Hello,

I have RNASeq data from two conditions (control, treatment) each with 5 different time points 0d, 3d, 7d, 14d, 21d (each with two biological replicates). I see you your answer in this thread C: DESeq2 likelihood ratio test (LRT) design - 2 genotypes, 4 time points to get the genes over the time between the condition (control vs treated) and just over the time (avg. all the time point of control and treated and get the genes over the time).

I'm looking four different set of genes...

1. genes over the time between/across the condition

2. just over the time

3. contrast of each time point between control vs treated

4. genes over the time but with in each individual condition ie. DE genes over the time in control separately and the genes over the time in treated separately

For the first question I see ~condition + time + condition:time as the design

dds <- DESeq(dds, reduced=~condition+time, test="LRT")

res <- results(dds)

second question design(dds) <- ~condition + time

dds <- DESeq(dds, reduced=~condition, test="LRT")
res <- results(dds)

How would I do the one for my fourth question? over the time of genes in each condition separately

Please explain me what is the design matrix suppose to be used and the test (LRT or Wald)?
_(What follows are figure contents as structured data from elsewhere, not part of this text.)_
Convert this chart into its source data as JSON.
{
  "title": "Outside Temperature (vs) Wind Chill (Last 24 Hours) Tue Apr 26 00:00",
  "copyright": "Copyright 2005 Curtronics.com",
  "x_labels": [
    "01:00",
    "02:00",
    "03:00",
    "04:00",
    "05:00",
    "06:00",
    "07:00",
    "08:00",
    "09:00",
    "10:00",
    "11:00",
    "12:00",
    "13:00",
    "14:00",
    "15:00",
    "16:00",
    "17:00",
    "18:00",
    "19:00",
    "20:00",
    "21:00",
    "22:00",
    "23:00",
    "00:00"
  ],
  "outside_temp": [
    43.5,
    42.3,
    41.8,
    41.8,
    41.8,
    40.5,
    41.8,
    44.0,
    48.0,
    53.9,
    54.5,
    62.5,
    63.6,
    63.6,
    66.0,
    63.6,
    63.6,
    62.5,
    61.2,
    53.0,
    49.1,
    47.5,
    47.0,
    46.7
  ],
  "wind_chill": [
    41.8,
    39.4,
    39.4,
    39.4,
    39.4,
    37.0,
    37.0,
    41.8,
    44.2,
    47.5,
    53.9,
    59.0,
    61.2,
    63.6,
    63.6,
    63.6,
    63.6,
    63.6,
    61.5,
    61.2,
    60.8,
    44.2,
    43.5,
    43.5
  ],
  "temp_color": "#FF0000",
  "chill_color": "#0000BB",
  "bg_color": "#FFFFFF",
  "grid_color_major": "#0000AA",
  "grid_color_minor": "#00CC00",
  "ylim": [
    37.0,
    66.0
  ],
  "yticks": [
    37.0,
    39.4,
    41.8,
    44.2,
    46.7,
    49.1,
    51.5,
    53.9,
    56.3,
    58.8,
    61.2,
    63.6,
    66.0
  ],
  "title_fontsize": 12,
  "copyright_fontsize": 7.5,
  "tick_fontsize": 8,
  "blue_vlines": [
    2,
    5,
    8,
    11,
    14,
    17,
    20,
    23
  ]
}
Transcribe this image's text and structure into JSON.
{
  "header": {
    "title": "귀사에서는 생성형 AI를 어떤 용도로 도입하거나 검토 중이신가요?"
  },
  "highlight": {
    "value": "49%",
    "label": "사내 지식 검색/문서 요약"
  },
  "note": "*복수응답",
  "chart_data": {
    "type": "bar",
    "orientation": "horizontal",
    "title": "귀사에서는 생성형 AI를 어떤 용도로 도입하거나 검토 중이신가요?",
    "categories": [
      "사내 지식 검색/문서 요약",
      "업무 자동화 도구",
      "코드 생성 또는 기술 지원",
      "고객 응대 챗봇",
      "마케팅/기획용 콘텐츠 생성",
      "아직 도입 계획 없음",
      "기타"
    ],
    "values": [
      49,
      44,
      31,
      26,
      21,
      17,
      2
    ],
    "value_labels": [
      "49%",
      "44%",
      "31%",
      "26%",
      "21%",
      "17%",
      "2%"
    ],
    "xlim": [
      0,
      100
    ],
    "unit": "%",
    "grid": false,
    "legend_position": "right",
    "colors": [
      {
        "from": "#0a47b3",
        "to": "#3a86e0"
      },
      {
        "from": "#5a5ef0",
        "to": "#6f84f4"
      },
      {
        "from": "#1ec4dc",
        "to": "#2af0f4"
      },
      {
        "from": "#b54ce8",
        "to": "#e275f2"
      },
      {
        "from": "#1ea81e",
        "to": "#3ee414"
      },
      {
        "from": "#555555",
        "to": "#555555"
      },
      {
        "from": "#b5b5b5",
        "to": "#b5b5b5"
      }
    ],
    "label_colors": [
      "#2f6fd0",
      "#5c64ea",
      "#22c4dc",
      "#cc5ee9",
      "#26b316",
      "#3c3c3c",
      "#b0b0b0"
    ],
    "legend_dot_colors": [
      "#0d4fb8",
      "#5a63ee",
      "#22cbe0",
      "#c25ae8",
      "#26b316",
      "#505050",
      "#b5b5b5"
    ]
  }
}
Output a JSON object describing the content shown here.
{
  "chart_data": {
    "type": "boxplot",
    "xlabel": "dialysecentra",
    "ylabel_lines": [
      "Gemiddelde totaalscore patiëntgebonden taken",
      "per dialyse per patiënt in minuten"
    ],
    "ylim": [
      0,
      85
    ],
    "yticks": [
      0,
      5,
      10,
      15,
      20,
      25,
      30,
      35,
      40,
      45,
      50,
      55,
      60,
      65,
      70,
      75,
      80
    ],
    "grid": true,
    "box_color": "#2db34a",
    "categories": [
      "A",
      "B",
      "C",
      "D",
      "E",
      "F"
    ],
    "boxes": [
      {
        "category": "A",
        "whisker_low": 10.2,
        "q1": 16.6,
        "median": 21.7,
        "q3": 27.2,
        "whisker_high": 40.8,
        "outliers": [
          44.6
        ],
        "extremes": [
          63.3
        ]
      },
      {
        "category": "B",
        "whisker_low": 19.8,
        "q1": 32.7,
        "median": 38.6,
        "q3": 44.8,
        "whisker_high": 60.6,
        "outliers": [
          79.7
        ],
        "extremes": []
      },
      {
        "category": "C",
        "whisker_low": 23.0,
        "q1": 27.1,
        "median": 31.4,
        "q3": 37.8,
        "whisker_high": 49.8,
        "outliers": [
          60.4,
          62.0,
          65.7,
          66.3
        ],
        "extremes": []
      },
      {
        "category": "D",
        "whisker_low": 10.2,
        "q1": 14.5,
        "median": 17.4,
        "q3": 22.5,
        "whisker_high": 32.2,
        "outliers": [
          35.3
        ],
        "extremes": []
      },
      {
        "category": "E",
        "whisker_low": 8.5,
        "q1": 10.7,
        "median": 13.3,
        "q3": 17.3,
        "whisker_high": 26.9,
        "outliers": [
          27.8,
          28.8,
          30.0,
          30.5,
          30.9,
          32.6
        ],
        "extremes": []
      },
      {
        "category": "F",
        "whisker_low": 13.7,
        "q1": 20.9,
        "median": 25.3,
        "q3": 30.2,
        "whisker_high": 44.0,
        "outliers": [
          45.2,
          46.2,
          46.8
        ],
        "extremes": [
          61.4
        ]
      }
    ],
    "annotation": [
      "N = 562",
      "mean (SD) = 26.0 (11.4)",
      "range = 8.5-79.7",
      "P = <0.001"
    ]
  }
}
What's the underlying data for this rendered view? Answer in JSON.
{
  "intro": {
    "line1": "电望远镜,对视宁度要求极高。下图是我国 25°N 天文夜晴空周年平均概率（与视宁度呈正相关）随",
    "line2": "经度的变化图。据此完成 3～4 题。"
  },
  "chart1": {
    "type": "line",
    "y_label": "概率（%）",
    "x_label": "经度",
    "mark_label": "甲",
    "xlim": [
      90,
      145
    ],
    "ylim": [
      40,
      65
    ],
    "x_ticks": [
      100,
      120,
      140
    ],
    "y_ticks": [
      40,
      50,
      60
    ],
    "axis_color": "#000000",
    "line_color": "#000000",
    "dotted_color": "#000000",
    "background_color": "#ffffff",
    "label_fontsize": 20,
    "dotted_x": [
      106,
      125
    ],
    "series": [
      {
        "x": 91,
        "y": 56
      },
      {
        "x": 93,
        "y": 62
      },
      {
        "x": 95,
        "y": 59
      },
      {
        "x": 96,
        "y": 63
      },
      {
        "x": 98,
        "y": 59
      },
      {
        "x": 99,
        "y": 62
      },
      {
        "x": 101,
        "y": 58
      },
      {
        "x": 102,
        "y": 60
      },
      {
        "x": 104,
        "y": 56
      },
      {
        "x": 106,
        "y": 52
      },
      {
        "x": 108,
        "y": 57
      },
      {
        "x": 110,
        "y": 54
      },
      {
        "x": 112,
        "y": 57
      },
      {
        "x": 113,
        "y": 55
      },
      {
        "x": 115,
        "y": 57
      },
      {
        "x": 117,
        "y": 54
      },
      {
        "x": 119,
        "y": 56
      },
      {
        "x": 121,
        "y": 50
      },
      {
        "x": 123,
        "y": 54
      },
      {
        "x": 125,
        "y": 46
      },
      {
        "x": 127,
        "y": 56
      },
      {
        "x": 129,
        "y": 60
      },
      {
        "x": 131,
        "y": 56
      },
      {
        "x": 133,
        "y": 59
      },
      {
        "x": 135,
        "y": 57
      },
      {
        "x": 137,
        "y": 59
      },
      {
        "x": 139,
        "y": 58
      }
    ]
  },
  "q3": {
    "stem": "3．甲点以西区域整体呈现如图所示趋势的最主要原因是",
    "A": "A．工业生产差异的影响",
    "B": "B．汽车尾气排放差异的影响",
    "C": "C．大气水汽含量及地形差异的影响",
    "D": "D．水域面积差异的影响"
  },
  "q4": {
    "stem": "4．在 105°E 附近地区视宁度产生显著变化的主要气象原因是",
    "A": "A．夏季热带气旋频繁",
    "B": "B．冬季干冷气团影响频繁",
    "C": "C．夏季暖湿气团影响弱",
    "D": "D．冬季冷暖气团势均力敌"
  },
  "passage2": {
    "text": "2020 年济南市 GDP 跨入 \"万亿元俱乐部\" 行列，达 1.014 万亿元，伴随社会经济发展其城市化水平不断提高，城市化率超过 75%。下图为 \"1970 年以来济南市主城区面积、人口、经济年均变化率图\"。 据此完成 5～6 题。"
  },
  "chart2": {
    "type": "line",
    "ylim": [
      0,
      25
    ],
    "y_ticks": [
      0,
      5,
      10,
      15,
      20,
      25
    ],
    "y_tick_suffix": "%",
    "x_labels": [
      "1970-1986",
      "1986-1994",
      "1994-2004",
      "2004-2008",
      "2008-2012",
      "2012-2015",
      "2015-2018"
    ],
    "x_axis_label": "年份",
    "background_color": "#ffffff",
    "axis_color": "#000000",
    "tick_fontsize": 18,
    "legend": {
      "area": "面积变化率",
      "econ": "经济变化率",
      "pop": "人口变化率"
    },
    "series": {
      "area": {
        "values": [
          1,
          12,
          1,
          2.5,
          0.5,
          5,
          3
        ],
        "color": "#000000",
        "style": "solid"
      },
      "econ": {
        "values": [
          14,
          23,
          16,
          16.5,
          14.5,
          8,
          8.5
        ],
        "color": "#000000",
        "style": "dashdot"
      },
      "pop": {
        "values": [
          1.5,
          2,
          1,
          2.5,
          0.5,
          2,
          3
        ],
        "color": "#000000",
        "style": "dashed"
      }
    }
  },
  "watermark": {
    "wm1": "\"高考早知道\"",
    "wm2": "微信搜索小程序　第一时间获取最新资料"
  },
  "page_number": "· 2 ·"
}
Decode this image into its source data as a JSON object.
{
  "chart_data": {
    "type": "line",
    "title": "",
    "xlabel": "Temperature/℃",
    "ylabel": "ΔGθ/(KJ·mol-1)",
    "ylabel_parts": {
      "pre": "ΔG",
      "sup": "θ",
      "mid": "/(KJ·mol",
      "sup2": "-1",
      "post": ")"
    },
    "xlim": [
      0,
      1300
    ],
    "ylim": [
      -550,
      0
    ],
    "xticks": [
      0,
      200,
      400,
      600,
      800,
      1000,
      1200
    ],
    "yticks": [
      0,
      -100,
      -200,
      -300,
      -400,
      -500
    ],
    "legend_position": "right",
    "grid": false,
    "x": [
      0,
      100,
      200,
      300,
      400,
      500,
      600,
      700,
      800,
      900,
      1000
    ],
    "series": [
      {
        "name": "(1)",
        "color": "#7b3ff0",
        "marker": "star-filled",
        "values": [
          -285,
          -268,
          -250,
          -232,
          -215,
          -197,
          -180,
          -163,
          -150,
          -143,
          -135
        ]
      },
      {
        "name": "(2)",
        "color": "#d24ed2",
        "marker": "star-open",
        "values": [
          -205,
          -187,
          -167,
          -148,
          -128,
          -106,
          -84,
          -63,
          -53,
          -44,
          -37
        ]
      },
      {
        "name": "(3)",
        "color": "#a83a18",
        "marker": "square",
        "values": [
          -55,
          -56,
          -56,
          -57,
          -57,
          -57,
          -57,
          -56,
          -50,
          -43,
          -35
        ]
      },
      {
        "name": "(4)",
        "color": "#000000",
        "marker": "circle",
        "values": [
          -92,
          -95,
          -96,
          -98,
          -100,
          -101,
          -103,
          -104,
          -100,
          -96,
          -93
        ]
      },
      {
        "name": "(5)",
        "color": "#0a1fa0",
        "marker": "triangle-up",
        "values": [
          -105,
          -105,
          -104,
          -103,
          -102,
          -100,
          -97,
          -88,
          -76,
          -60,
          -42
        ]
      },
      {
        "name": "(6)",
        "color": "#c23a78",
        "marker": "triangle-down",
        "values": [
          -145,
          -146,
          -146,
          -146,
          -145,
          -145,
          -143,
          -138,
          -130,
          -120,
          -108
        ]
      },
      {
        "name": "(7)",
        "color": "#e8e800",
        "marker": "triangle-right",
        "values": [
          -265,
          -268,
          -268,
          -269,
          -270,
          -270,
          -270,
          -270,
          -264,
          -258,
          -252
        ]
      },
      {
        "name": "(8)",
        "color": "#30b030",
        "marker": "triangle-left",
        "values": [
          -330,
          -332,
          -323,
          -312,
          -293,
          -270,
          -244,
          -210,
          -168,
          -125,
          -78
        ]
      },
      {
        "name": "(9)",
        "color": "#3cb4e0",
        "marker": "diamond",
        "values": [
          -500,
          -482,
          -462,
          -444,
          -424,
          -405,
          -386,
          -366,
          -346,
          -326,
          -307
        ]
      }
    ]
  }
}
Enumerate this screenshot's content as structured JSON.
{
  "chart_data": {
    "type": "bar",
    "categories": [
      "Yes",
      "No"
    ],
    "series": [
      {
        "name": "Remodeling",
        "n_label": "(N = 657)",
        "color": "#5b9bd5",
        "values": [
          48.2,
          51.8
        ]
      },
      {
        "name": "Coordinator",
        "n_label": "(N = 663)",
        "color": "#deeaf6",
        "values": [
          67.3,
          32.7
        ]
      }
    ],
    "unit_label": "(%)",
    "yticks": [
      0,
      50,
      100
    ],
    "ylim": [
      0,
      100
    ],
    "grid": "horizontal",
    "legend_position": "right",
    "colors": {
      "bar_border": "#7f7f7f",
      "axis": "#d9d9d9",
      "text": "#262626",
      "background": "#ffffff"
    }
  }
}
I'm thinking of use the matrix only with one condition of the data eg. all the time points of control data  and use design(dds) <- ~ time
dds <- DESeq(dds, test="Wald")

One more question, please clarify me any difference of saying/calling DE genes *over the time and all the time point* here, what represents over the time (just DE genes at every time point)?

Here's my matrix. Thank you in advance.

Library Replicate group condition time

R76 A group1 control 0d

R85 B group1 control 0d

R77 A group2 control 3d

R86 B group2 control 3d

R79 A group3 control 7d

R88 B group3 control 7d

R81 A group4 control 14d

R90 B group4 control 14d

R83 A group5 control 21d

R92 B group5 control 21d

R76T A group1 treated 0d

R85T B group1 treated 0d

R78 A group6 treated 3d

R87 B group6 treated 3d

R80 A group7 treated 7d

R89 B group7 treated 7d

R82 A group8 treated 14d

R91 B group8 treated 14d

R84 A group9 treated 21d

R93 B group9 treated 21d

My first take is that I'd stick to one model, rather than subjecting the data to so many different models. But the final analysis decision is up to you.

You can see from the RNA-seq workflow how I show to setup the LRT and also test each time point:

https://bioconductor.org/packages/release/workflows/vignettes/rnaseqGene/inst/doc/rnaseqGene.html#time

For your other questions: If you wanted to test, within a single condition, whether there are differences over time, perhaps the easiest approach would be to subset the dds to just the single condition, and then run DESeq() with test="LRT", and with a full design of ~time and a reduced design of ~1.